Lo de ahora es peor… millares de chicos y chicas han estado de botellón alcohólico (ahora se bebe alcohol de verdad) en los parques madrileños y catalanes y del País Vasco, como sitios más destacados, pero con otros en todas las capitales de España.      Las consecuencias de estas avalanchas me recuerdan las de los ríos de lava en La Palma, como si los desastres naturales estuvieran poniéndose de acuerdo. Los vecinos no pueden descansar y sigue con la ruina de las tiendas asaltadas, la costumbre de las basuras amontonadas al día siguiente y los desastres en jardines y parques.

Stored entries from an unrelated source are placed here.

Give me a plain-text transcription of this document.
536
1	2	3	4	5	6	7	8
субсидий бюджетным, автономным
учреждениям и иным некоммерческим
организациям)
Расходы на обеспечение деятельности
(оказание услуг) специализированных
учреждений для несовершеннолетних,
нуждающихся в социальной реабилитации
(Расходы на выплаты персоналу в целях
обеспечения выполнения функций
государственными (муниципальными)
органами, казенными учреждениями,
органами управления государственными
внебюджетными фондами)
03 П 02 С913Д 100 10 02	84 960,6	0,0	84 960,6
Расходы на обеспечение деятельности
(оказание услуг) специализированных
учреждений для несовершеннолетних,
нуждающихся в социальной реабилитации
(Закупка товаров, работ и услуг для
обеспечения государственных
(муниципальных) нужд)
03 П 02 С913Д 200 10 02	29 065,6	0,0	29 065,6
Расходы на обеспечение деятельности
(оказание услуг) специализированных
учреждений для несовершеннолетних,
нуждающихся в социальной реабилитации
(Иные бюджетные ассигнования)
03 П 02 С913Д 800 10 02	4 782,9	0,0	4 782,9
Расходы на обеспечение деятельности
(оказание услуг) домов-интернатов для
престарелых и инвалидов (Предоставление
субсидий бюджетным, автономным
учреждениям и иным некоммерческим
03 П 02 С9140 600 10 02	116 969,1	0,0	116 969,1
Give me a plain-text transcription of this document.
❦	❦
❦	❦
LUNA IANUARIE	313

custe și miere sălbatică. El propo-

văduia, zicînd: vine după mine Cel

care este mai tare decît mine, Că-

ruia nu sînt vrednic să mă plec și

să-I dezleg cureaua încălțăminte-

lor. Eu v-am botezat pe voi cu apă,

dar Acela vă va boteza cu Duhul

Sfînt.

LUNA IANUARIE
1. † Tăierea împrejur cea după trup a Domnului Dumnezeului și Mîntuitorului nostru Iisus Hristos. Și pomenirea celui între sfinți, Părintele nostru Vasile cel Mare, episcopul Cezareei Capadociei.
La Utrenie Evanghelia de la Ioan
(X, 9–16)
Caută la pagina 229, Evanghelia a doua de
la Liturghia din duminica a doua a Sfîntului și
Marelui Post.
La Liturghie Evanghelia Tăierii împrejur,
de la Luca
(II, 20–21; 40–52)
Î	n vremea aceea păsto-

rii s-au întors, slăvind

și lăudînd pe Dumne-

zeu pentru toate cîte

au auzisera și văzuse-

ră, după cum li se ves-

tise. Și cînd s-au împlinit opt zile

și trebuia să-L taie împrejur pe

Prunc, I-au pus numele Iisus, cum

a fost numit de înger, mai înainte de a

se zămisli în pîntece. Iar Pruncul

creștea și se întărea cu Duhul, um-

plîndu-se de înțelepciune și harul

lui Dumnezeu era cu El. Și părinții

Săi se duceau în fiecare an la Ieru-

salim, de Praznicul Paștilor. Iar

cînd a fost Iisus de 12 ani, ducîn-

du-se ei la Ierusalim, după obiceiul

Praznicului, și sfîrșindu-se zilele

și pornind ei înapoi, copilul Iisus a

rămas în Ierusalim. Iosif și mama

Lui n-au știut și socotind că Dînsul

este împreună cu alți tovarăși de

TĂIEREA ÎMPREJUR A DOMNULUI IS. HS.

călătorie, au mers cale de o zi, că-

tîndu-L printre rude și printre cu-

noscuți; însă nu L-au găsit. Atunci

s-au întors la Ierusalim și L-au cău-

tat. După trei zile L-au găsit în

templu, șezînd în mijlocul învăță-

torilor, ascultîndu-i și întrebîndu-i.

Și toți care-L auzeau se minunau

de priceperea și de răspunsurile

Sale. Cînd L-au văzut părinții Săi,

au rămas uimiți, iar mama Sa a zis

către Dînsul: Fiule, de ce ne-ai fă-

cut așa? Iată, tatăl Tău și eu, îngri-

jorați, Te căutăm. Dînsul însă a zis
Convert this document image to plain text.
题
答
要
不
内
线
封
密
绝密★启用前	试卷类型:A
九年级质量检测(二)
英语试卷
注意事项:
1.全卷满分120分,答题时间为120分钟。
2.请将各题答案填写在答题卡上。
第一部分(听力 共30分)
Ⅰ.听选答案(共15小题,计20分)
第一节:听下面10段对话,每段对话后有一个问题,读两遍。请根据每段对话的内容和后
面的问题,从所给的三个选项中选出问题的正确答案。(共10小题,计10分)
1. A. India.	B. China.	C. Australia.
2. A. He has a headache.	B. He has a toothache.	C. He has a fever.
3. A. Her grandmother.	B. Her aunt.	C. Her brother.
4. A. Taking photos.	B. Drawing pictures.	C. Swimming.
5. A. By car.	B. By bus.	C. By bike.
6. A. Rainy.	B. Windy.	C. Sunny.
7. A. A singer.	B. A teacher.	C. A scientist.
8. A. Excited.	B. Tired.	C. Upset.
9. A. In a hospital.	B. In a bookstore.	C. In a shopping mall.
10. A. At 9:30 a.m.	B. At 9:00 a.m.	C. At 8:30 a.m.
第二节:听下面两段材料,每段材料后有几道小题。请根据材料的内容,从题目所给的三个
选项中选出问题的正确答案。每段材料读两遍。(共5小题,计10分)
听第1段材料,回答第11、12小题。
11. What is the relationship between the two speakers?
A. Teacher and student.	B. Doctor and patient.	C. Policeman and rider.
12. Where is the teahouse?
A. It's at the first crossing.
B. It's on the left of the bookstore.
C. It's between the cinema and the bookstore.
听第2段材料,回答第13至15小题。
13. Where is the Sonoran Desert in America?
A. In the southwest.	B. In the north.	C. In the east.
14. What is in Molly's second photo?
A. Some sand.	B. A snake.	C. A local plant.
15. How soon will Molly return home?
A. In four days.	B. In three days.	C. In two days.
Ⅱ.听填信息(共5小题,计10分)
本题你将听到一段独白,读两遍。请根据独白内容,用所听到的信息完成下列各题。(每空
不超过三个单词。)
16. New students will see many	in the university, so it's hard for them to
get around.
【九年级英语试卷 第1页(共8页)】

Bien es verdad que si la situación ha degenerado hasta extremos colosales, con numerosos destrozos, heridos por arma blanca, vehículos calcinados y pillaje y saqueos de locales adyacentes es por la acción de los extremistas antisistema que en corto número actúan multiplicándose y contagiando al resto, hasta conseguir la triste imagen de los policías huyendo de los revoltosos.
La mayoría de los que se reúnen son jóvenes con deseos de divertirse, reconocerse y solidarizarse y lo hacen con excesos explicables después de dos años de encierros y restricciones. Y al aire libre porque los locales nocturnos han estado cerrados, tampoco admiten a menores, su ambiente de clausura es contaminante y cuestan una pasta. No voy a condenarles sino a comprenderles aunque lamentando que estas celebraciones contribuyen a adelantar la edad de inicio en el consumo de alcohol y causar las primeras borracheras. 
La alegría convertida en anarquía me apena, quizás porque ya he sentado la cabeza y añoro nuestras reuniones para pasar la noche del sábado y ligar que me parecían de perlas. Era una época oscura pero en la que los límites eran claros y si te pasabas de rosca enseguida te mandaban al calabozo. 
Los jóvenes no ceden y yo comprendo sus ansias y entiendo sus excesos cuando acaban montando el pollo, bajo el alcohol y la droga. Vivimos todos en vilo y en este momento de la historia parece que se han unido Naturaleza y Humanidad para montar ríos de lava y follones nocturnos. La lava destruye islas, el alcohol cerebros. Con la ayuda de las redes sociales, que son la herramienta para reunir miles de jóvenes que buscando la alegría pueden quedar cubiertos de cenizas.